After meeting with Derek to explain, he suggested using linear gene fragments instead of clonal, so I re-did the Twist ordering bit to generate prices and optimized fragment GenBank files. I elected to leave the adaptors on because I assume those will give long enough arms, but I’m not really sure. Derek said he’d check with Ronan.
Experimental design
I checked that Millipore Sigma does in fact carry my substrate, I think. The substrate being the PHB monomer: 3-hydroxy-butyryl-CoA. However, it’s very expensive, so I’ll see about also ordering the DNA and cheaper substrates for the 5-enzyme biosynthetic pathway with CoA recycling that was in one of the papers I found (Ref3).

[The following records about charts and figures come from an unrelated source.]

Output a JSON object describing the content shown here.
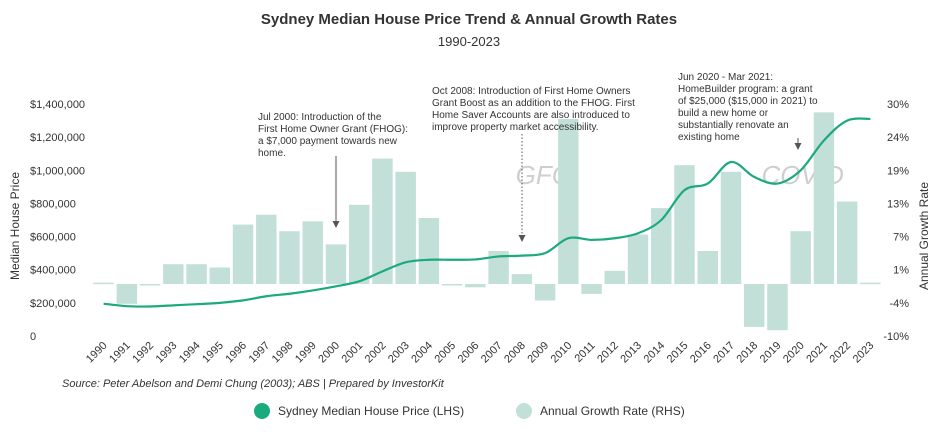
{
  "chart_data": {
    "type": "bar+line",
    "title": "Sydney Median House Price Trend & Annual Growth Rates",
    "subtitle": "1990-2023",
    "categories": [
      "1990",
      "1991",
      "1992",
      "1993",
      "1994",
      "1995",
      "1996",
      "1997",
      "1998",
      "1999",
      "2000",
      "2001",
      "2002",
      "2003",
      "2004",
      "2005",
      "2006",
      "2007",
      "2008",
      "2009",
      "2010",
      "2011",
      "2012",
      "2013",
      "2014",
      "2015",
      "2016",
      "2017",
      "2018",
      "2019",
      "2020",
      "2021",
      "2022",
      "2023"
    ],
    "ylabel_left": "Median House Price",
    "ylabel_right": "Annual Growth Rate",
    "left_ticks": [
      "$1,400,000",
      "$1,200,000",
      "$1,000,000",
      "$800,000",
      "$600,000",
      "$400,000",
      "$200,000",
      "0"
    ],
    "left_tick_values": [
      1400000,
      1200000,
      1000000,
      800000,
      600000,
      400000,
      200000,
      0
    ],
    "right_ticks": [
      "30%",
      "24%",
      "19%",
      "13%",
      "7%",
      "1%",
      "-4%",
      "-10%"
    ],
    "left_ylim": [
      0,
      1400000
    ],
    "series": [
      {
        "name": "Sydney Median House Price (LHS)",
        "type": "line",
        "axis": "left",
        "color": "#1aaa7e",
        "values": [
          195000,
          180000,
          178000,
          185000,
          192000,
          200000,
          215000,
          240000,
          255000,
          275000,
          300000,
          330000,
          390000,
          445000,
          460000,
          460000,
          462000,
          480000,
          485000,
          500000,
          590000,
          580000,
          590000,
          620000,
          700000,
          880000,
          920000,
          1050000,
          960000,
          920000,
          1000000,
          1180000,
          1300000,
          1310000
        ]
      },
      {
        "name": "Annual Growth Rate (RHS)",
        "type": "bar",
        "axis": "right",
        "color": "#c2e0d8",
        "values": [
          0.2,
          -3.0,
          -0.2,
          3.0,
          3.0,
          2.5,
          9.0,
          10.5,
          8.0,
          9.5,
          6.0,
          12.0,
          19.0,
          17.0,
          10.0,
          0.0,
          -0.5,
          5.0,
          1.5,
          -2.5,
          25.0,
          -1.5,
          2.0,
          7.5,
          11.5,
          18.0,
          5.0,
          17.0,
          -6.5,
          -7.0,
          8.0,
          26.0,
          12.5,
          0.2
        ]
      }
    ],
    "annotations": [
      {
        "year": "2000",
        "lines": [
          "Jul 2000: Introduction of the",
          "First Home Owner Grant (FHOG):",
          "a $7,000 payment towards new",
          "home."
        ],
        "arrow": "solid"
      },
      {
        "year": "2008",
        "lines": [
          "Oct 2008: Introduction of First Home Owners",
          "Grant Boost as an addition to the FHOG. First",
          "Home Saver Accounts are also introduced to",
          "improve property market accessibility."
        ],
        "arrow": "dotted"
      },
      {
        "year": "2020",
        "lines": [
          "Jun 2020 -  Mar 2021:",
          "HomeBuilder program: a grant",
          "of $25,000 ($15,000 in 2021) to",
          "build a new home or",
          "substantially renovate an",
          "existing home"
        ],
        "arrow": "solid"
      }
    ],
    "events": [
      {
        "label": "GFC",
        "year": "2009"
      },
      {
        "label": "COVID",
        "year": "2020"
      }
    ],
    "source": "Source: Peter Abelson and Demi Chung (2003); ABS | Prepared by InvestorKit",
    "legend": [
      {
        "label": "Sydney Median House Price (LHS)",
        "shape": "circle",
        "color": "#1aaa7e"
      },
      {
        "label": "Annual Growth Rate (RHS)",
        "shape": "circle",
        "color": "#c2e0d8"
      }
    ]
  }
}
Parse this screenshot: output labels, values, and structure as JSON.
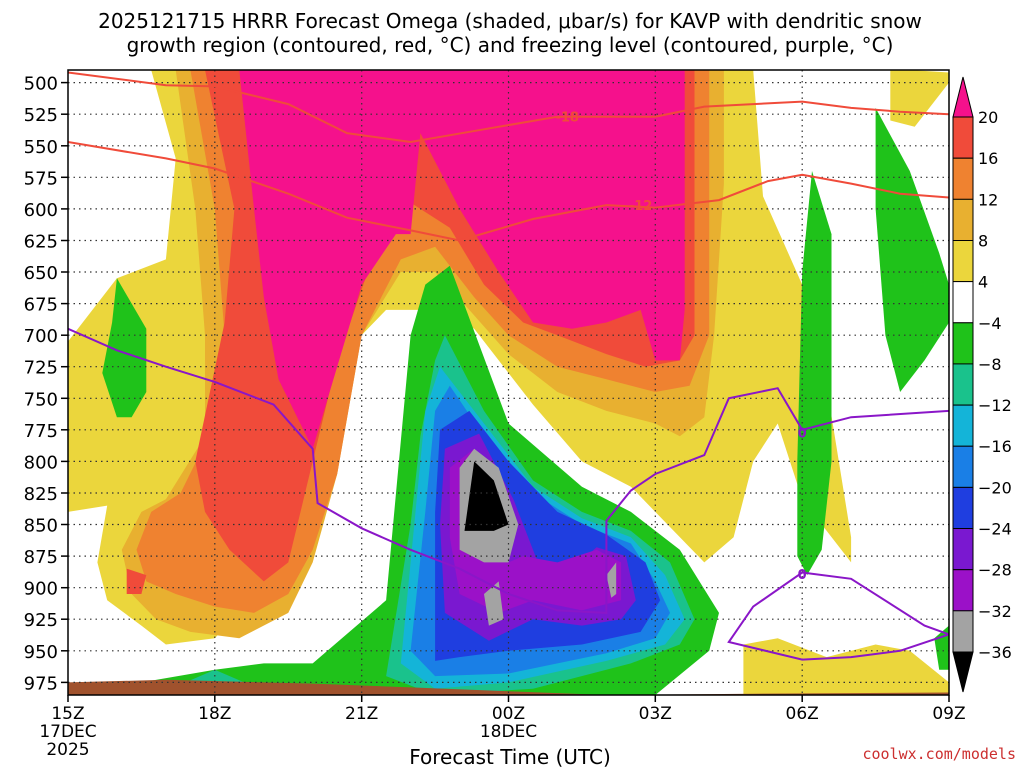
{
  "chart_data": {
    "type": "heatmap",
    "title_line1": "2025121715 HRRR Forecast Omega (shaded, μbar/s) for KAVP with dendritic snow",
    "title_line2": "growth region (contoured, red, °C) and freezing level (contoured, purple, °C)",
    "xlabel": "Forecast Time (UTC)",
    "watermark": "coolwx.com/models",
    "x_ticks": [
      {
        "label": "15Z",
        "hour": 15,
        "sub1": "17DEC",
        "sub2": "2025"
      },
      {
        "label": "18Z",
        "hour": 18
      },
      {
        "label": "21Z",
        "hour": 21
      },
      {
        "label": "00Z",
        "hour": 24,
        "sub1": "18DEC"
      },
      {
        "label": "03Z",
        "hour": 27
      },
      {
        "label": "06Z",
        "hour": 30
      },
      {
        "label": "09Z",
        "hour": 33
      }
    ],
    "xlim": [
      15,
      33
    ],
    "ylim": [
      985,
      490
    ],
    "y_ticks": [
      500,
      525,
      550,
      575,
      600,
      625,
      650,
      675,
      700,
      725,
      750,
      775,
      800,
      825,
      850,
      875,
      900,
      925,
      950,
      975
    ],
    "colorbar": {
      "labels": [
        "20",
        "16",
        "12",
        "8",
        "4",
        "−4",
        "−8",
        "−12",
        "−16",
        "−20",
        "−24",
        "−28",
        "−32",
        "−36"
      ],
      "levels": [
        20,
        16,
        12,
        8,
        4,
        -4,
        -8,
        -12,
        -16,
        -20,
        -24,
        -28,
        -32,
        -36
      ],
      "colors": [
        "#f5118c",
        "#f04b3a",
        "#ef8230",
        "#e8b030",
        "#ebd63c",
        "#ffffff",
        "#1fc21a",
        "#1ac28c",
        "#14b4d8",
        "#1a7fe6",
        "#1f3ee0",
        "#7a18d0",
        "#9b11c8",
        "#a3a3a3",
        "#000000"
      ]
    },
    "fill_colors": {
      "pos4": "#ebd63c",
      "pos8": "#e8b030",
      "pos12": "#ef8230",
      "pos16": "#f04b3a",
      "pos20": "#f5118c",
      "neg4": "#1fc21a",
      "neg8": "#1ac28c",
      "neg12": "#14b4d8",
      "neg16": "#1a7fe6",
      "neg20": "#1f3ee0",
      "neg24": "#7a18d0",
      "neg28": "#9b11c8",
      "neg32": "#a3a3a3",
      "neg36": "#000000",
      "ground": "#a0522d",
      "dgz_line": "#f04b3a",
      "freezing_line": "#8a16c8"
    },
    "contour_labels": {
      "dgz_top": "-18",
      "dgz_bottom": "-12",
      "freezing": "0"
    },
    "dgz_top_contour": [
      [
        15,
        492
      ],
      [
        17,
        502
      ],
      [
        18,
        503
      ],
      [
        19.5,
        517
      ],
      [
        20.7,
        540
      ],
      [
        22,
        547
      ],
      [
        23.5,
        537
      ],
      [
        25,
        527
      ],
      [
        27,
        527
      ],
      [
        28,
        519
      ],
      [
        29,
        517
      ],
      [
        30,
        515
      ],
      [
        31,
        520
      ],
      [
        32,
        523
      ],
      [
        33,
        525
      ]
    ],
    "dgz_bottom_contour": [
      [
        15,
        547
      ],
      [
        17,
        560
      ],
      [
        18,
        568
      ],
      [
        19.5,
        588
      ],
      [
        20.7,
        607
      ],
      [
        22,
        617
      ],
      [
        23,
        625
      ],
      [
        24.5,
        608
      ],
      [
        26,
        597
      ],
      [
        27,
        599
      ],
      [
        28.3,
        593
      ],
      [
        29.3,
        578
      ],
      [
        30,
        573
      ],
      [
        31,
        580
      ],
      [
        32,
        588
      ],
      [
        33,
        591
      ]
    ],
    "freezing_contour_main": [
      [
        15,
        695
      ],
      [
        16,
        712
      ],
      [
        17,
        725
      ],
      [
        18,
        737
      ],
      [
        19.2,
        755
      ],
      [
        20,
        790
      ],
      [
        20.1,
        833
      ],
      [
        21,
        853
      ],
      [
        22,
        870
      ],
      [
        23,
        885
      ],
      [
        24,
        905
      ],
      [
        25,
        918
      ],
      [
        26,
        920
      ],
      [
        26,
        847
      ],
      [
        26.5,
        823
      ],
      [
        27,
        810
      ],
      [
        28,
        795
      ],
      [
        28.5,
        750
      ],
      [
        29.5,
        742
      ],
      [
        30,
        775
      ],
      [
        31,
        765
      ],
      [
        33,
        760
      ]
    ],
    "freezing_contour_loop": [
      [
        30,
        888
      ],
      [
        31,
        893
      ],
      [
        32.5,
        930
      ],
      [
        33,
        937
      ],
      [
        32,
        950
      ],
      [
        31,
        955
      ],
      [
        30,
        957
      ],
      [
        28.5,
        943
      ],
      [
        29,
        915
      ],
      [
        30,
        888
      ]
    ]
  }
}
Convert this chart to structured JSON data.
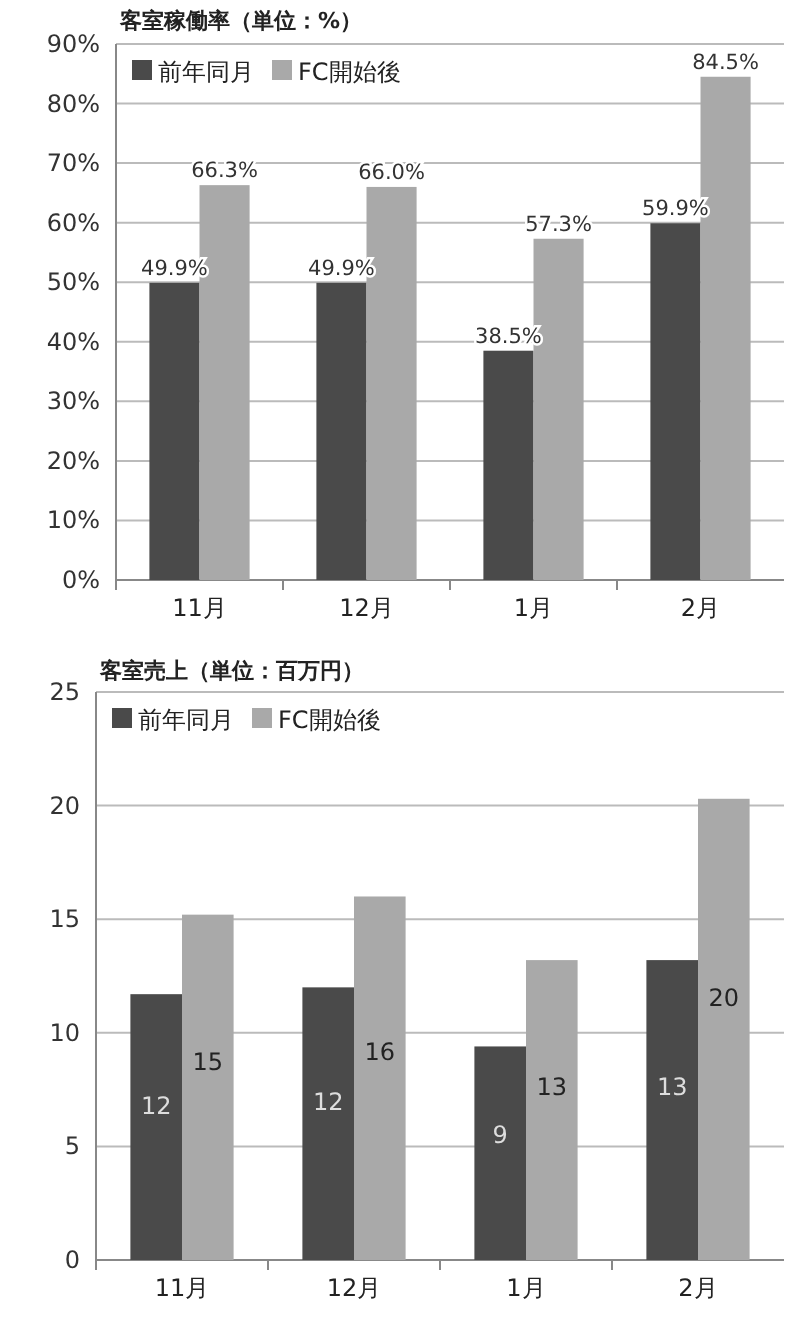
{
  "chart_data": [
    {
      "type": "bar",
      "title": "客室稼働率（単位：%）",
      "categories": [
        "11月",
        "12月",
        "1月",
        "2月"
      ],
      "series": [
        {
          "name": "前年同月",
          "color": "#4a4a4a",
          "values": [
            49.9,
            49.9,
            38.5,
            59.9
          ],
          "value_labels": [
            "49.9%",
            "49.9%",
            "38.5%",
            "59.9%"
          ]
        },
        {
          "name": "FC開始後",
          "color": "#a9a9a9",
          "values": [
            66.3,
            66.0,
            57.3,
            84.5
          ],
          "value_labels": [
            "66.3%",
            "66.0%",
            "57.3%",
            "84.5%"
          ]
        }
      ],
      "ylim": [
        0,
        90
      ],
      "yticks": [
        {
          "value": 0,
          "label": "0%"
        },
        {
          "value": 10,
          "label": "10%"
        },
        {
          "value": 20,
          "label": "20%"
        },
        {
          "value": 30,
          "label": "30%"
        },
        {
          "value": 40,
          "label": "40%"
        },
        {
          "value": 50,
          "label": "50%"
        },
        {
          "value": 60,
          "label": "60%"
        },
        {
          "value": 70,
          "label": "70%"
        },
        {
          "value": 80,
          "label": "80%"
        },
        {
          "value": 90,
          "label": "90%"
        }
      ],
      "grid": "y",
      "legend": "top left"
    },
    {
      "type": "bar",
      "title": "客室売上（単位：百万円）",
      "categories": [
        "11月",
        "12月",
        "1月",
        "2月"
      ],
      "series": [
        {
          "name": "前年同月",
          "color": "#4a4a4a",
          "values": [
            11.7,
            12.0,
            9.4,
            13.2
          ],
          "value_labels": [
            "12",
            "12",
            "9",
            "13"
          ]
        },
        {
          "name": "FC開始後",
          "color": "#a9a9a9",
          "values": [
            15.2,
            16.0,
            13.2,
            20.3
          ],
          "value_labels": [
            "15",
            "16",
            "13",
            "20"
          ]
        }
      ],
      "ylim": [
        0,
        25
      ],
      "yticks": [
        0,
        5,
        10,
        15,
        20,
        25
      ],
      "grid": "y",
      "legend": "top left"
    }
  ]
}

After comparing the even just of all the substrates I’d still need for the full pathway, it’s cheaper just to order the original substrate (since I’d still need at least a little bit of CoA, which is still expensive on its own) then to also get a bunch of additional DNA. Derek mentioned that I need to figure out what kind of purification is needed for Waters to analyze my PHB product at the end of the reaction.
Reference
Chek, MF; Hiroe, A; Hakoshima, T; et al. PHA synthase (PhaC): interpreting the functions of bioplastic-producing enzyme from a structural perspective. 2018. Applied Microbiology and Biotechnology, 103: 1131-1141. DOI: 10.1007/s00253-018-9538-8
Schubert, MG; Tang, T-C; Goodchild-Michelman, IM; et al. Cyanobacteria newly isolated from marine volcanic seeps display rapid sinking and robust, high-density growth. 2024. ASM Applied and Environmental Microbiology, 90: e00841-24. DOI: 10.1128/aem.00841-24
Satoh, Y; Tajima, K; Tannai, H; et al. Enzyme-catalyzed poly(3-hydroxybutyrate) synthesis fro macetate with CoA recycling and NADPH regeneration in Vitro. 2003. Journal of Bioscience and Bioengineering, 95(4): 335-341. DOI: 10.1016/S1389-1723(03)80064-6
Apr 13, 2026
After Derek talked to Ronan, he suggested going back to clonal genes. I used my original PhaC_Cn construct, but then I decided to just have the point mutation for the mutant and have the rest of the sequence be identical. So I copied the PhaC_Cn-pTwist construct into a new DNA sequence in Benchling, and made the point mutation (GCA->TCA), and then verified quickly in Twist that this sequence is still simple and the same price.